The ECM advisory sector aims to provide independent advice to corporates and private equity sponsors executing equity transactions. For years it has been a thorn in the side of the big ECM underwriting and placement banks, who have frequently complained that such advisers complicate transactions unnecessarily.

However, specialist ECM advisers typically maintain that independent advice can enable clients to achieve better pricing and long-term aftermarket performance, as well as broader placement through a focus on investor targeting that attempts to go beyond the narrow focus on top accounts that is now a characteristic of many big bank sales operations.

They also argue that the function works best when the provider is not conflicted by buy-side-client relationships.

Marshall argues that Houlihan has distinct advantages when it comes to breaking into the business, particularly in the mid-market arena.

The firm is already the number one mid-market M&A adviser in the US and is growing in Europe. It has a wealth of strong sponsor relationships and an expanding sector coverage footprint.


Deals need to work for the market, so totally mispositioning something or making impossible promises is dangerous 
 - William Marshall, Houlihan Lokey

“ECM was the area where the firm did not have a dedicated advisory presence,” says Marshall. “And we benefit from being advisory-only, which avoids any conflicts that can arise in a sales, trading and lending environment, or even asset management.”

Houlihan’s scope does, however, give it plenty of sell-side information that will inform its advice to clients.

“We have the purity of being just focused on advice, but we also have the things that a client would want, like sell-side flow, to fit around that,” adds Marshall.

The importance of independent advice was also cited by Gregg Newman, global co-head of the bank’s capital markets group.

“The rapid growth we have seen in our debt capital markets practice in Europe demonstrates that clients are increasingly looking for impartial advice on their capital raising activities,” he said in a statement.

Relationships

Houlihan’s focus on the mid-market also offers an opportunity. While most European IPOs of more than a billion dollars have an ECM adviser attached to them now, bankers say that falls to about two-thirds for deals of $200 million and 50% for deals of $100 million.

Its private equity sponsor relationships will also be important, with the new business intended to help it advise more effectively on dual track processes, where a client might be considering a private sale alongside an IPO.

Its restructuring credentials will also matter here: there are plenty of ECM candidates that have involved a restructuring at some point in their life cycle.

“We will be providing very much a full transaction service – early stage planning as to whether a client should IPO, advice on syndicate selection and pricing terms, as well as overall transaction management,” says Marshall.

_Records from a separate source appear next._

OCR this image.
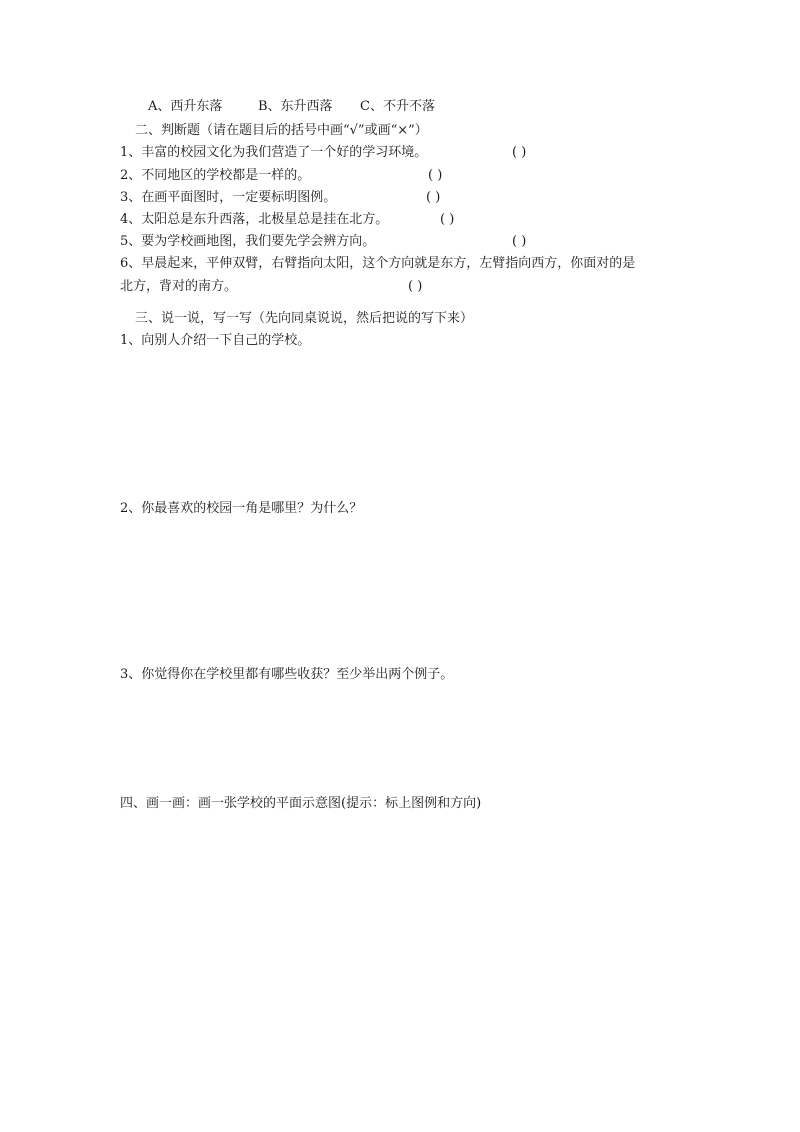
A、西升东落	B、东升西落 C、不升不落
二、判断题（请在题目后的括号中画“√”或画“×”）
1、丰富的校园文化为我们营造了一个好的学习环境。	( )
2、不同地区的学校都是一样的。	( )
3、在画平面图时，一定要标明图例。	( )
4、太阳总是东升西落，北极星总是挂在北方。	( )
5、要为学校画地图，我们要先学会辨方向。	( )
6、早晨起来，平伸双臂，右臂指向太阳，这个方向就是东方，左臂指向西方，你面对的是
北方，背对的南方。	( )
三、说一说，写一写（先向同桌说说，然后把说的写下来）
1、向别人介绍一下自己的学校。
2、你最喜欢的校园一角是哪里？为什么？
3、你觉得你在学校里都有哪些收获？至少举出两个例子。
四、画一画：画一张学校的平面示意图(提示：标上图例和方向)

“With my syndicate background, my focus will also be on investor targeting in a methodical way to get a superior valuation outcome.”

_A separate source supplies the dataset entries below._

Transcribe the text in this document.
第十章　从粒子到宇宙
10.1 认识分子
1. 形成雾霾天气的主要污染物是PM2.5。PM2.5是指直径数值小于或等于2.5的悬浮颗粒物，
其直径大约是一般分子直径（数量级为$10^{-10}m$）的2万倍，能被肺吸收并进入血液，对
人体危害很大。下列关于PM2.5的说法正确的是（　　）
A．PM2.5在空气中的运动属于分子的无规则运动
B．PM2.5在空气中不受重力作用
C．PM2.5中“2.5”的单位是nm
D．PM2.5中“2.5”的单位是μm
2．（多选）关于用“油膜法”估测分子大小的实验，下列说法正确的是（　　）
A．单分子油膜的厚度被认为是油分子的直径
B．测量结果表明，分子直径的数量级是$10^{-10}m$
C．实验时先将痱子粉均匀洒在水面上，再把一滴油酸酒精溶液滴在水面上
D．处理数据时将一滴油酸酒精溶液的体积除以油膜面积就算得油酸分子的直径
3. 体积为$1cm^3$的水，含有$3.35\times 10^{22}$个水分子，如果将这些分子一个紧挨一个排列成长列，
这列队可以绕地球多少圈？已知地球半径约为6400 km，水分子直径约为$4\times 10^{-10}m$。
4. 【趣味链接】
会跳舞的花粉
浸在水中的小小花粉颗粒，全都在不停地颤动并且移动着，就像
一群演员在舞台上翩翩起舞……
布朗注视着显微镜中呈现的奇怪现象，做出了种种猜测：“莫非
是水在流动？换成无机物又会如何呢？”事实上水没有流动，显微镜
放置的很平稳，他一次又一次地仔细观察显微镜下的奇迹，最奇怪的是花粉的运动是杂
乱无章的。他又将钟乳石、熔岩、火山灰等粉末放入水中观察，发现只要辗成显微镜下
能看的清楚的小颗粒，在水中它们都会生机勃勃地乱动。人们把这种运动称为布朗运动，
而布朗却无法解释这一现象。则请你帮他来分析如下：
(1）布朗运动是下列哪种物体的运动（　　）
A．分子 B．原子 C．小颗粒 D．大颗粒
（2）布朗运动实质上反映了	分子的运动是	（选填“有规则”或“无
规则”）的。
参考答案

That’s a common refrain among equity advisory specialists, who argue that banks frequently either over-promise on valuation when pitching and then fall short in final execution, leaving too much money on the table in a bid to satisfy investor clients’ desire for an aftermarket pop.

Marshall argues that the definition of success on valuation depends on the client’s objective.

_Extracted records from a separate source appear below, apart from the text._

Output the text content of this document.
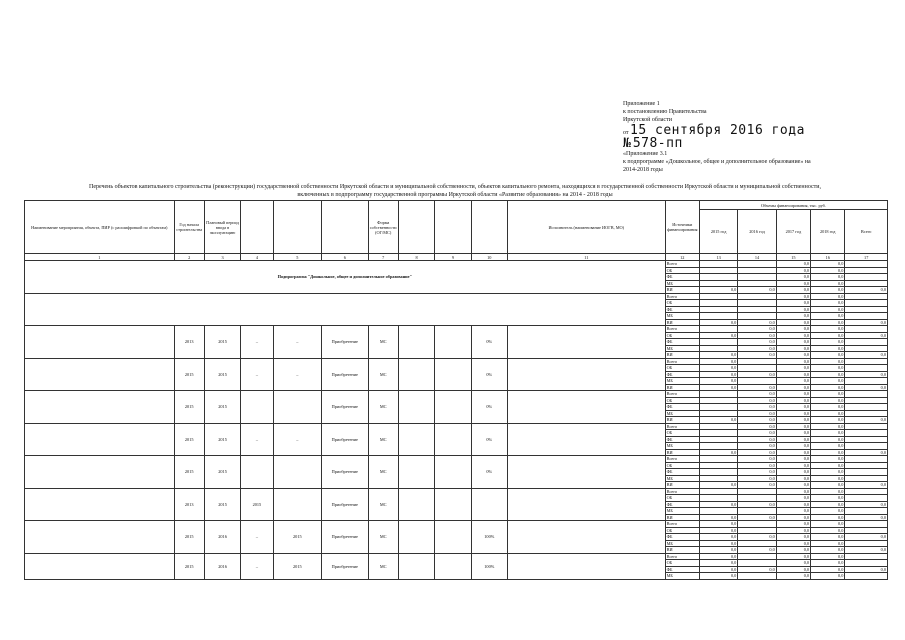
Приложение 1
к постановлению Правительства
Иркутской области
от 15 сентября 2016 года
№ 578-пп
«Приложение 3.1
к подпрограмме «Дошкольное, общее и дополнительное образование» на
2014-2018 годы
Перечень объектов капитального строительства (реконструкции) государственной собственности Иркутской области и муниципальной собственности, объектов капитального ремонта, находящихся в государственной собственности Иркутской области и муниципальной собственности,
включенных в подпрограмму государственной программы Иркутской области «Развитие образования» на 2014 - 2018 годы
Наименование мероприятия, объекта, ПИР (с расшифровкой по объектам)	Год начала строительства	Плановый период ввода в эксплуатацию				Форма собственности (ОГ/МС)				Исполнитель (наименование ИОГВ, МО)	Источники финансирования	Объемы финансирования, тыс. руб.				
												2015 год	2016 год	2017 год	2018 год	Всего
1	2	3	4	5	6	7	8	9	10	11	12	13	14	15	16	17
Подпрограмма "Дошкольное, общее и дополнительное образование"											Всего			0,0	0,0	
											ОБ			0,0	0,0	
											ФБ			0,0	0,0	
											МБ			0,0	0,0	
											ВИ	0,0	0,0	0,0	0,0	0,0
											Всего			0,0	0,0	
											ОБ			0,0	0,0	
											ФБ			0,0	0,0	
											МБ			0,0	0,0	
											ВИ	0,0	0,0	0,0	0,0	0,0
	2013	2015	–	–	Приобретение	МС			0%		Всего		0,0	0,0	0,0	
											ОБ	0,0	0,0	0,0	0,0	0,0
											ФБ		0,0	0,0	0,0	
											МБ		0,0	0,0	0,0	
											ВИ	0,0	0,0	0,0	0,0	0,0
	2015	2015	–	–	Приобретение	МС			0%		Всего	0,0		0,0	0,0	
											ОБ	0,0		0,0	0,0	
											ФБ	0,0	0,0	0,0	0,0	0,0
											МБ	0,0		0,0	0,0	
											ВИ	0,0	0,0	0,0	0,0	0,0
	2015	2015			Приобретение	МС			0%		Всего		0,0	0,0	0,0	
											ОБ		0,0	0,0	0,0	
											ФБ		0,0	0,0	0,0	
											МБ		0,0	0,0	0,0	
											ВИ	0,0	0,0	0,0	0,0	0,0
	2015	2015	–	–	Приобретение	МС			0%		Всего		0,0	0,0	0,0	
											ОБ		0,0	0,0	0,0	
											ФБ		0,0	0,0	0,0	
											МБ		0,0	0,0	0,0	
											ВИ	0,0	0,0	0,0	0,0	0,0
	2015	2015			Приобретение	МС			0%		Всего		0,0	0,0	0,0	
											ОБ		0,0	0,0	0,0	
											ФБ		0,0	0,0	0,0	
											МБ		0,0	0,0	0,0	
											ВИ	0,0	0,0	0,0	0,0	0,0
	2013	2015	2015		Приобретение	МС					Всего			0,0	0,0	
											ОБ			0,0	0,0	
											ФБ	0,0	0,0	0,0	0,0	0,0
											МБ			0,0	0,0	
											ВИ	0,0	0,0	0,0	0,0	0,0
	2015	2016	–	2015	Приобретение	МС			100%		Всего	0,0		0,0	0,0	
											ОБ	0,0		0,0	0,0	
											ФБ	0,0	0,0	0,0	0,0	0,0
											МБ	0,0		0,0	0,0	
											ВИ	0,0	0,0	0,0	0,0	0,0
	2015	2016	–	2015	Приобретение	МС			100%		Всего	0,0		0,0	0,0	
											ОБ	0,0		0,0	0,0	
											ФБ	0,0	0,0	0,0	0,0	0,0
											МБ	0,0		0,0	0,0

“There are some clients that want a deal to trade up straight away, perhaps because they are only selling a small portion or they have a lot of employees participating,” he says. “But overall, I think deals need to work for the market, so totally mispositioning something or making impossible promises is dangerous.

“It is about maximizing value, but maximizing sustainable value. You want to be able to look back in six or 12 months and feel that you sold at a good valuation, but that there was upside for the market too.”

ECM advisory teams tend to be small – fewer than 10 people would be normal – so Marshall will likely not be hiring extensively, but he will be looking to bring a handful of staff onboard alongside him.

Marshall will be looking at business across the region: he has worked on deals on 12 stock exchanges in his career, completing more than 80 transactions worth more than $70 billion.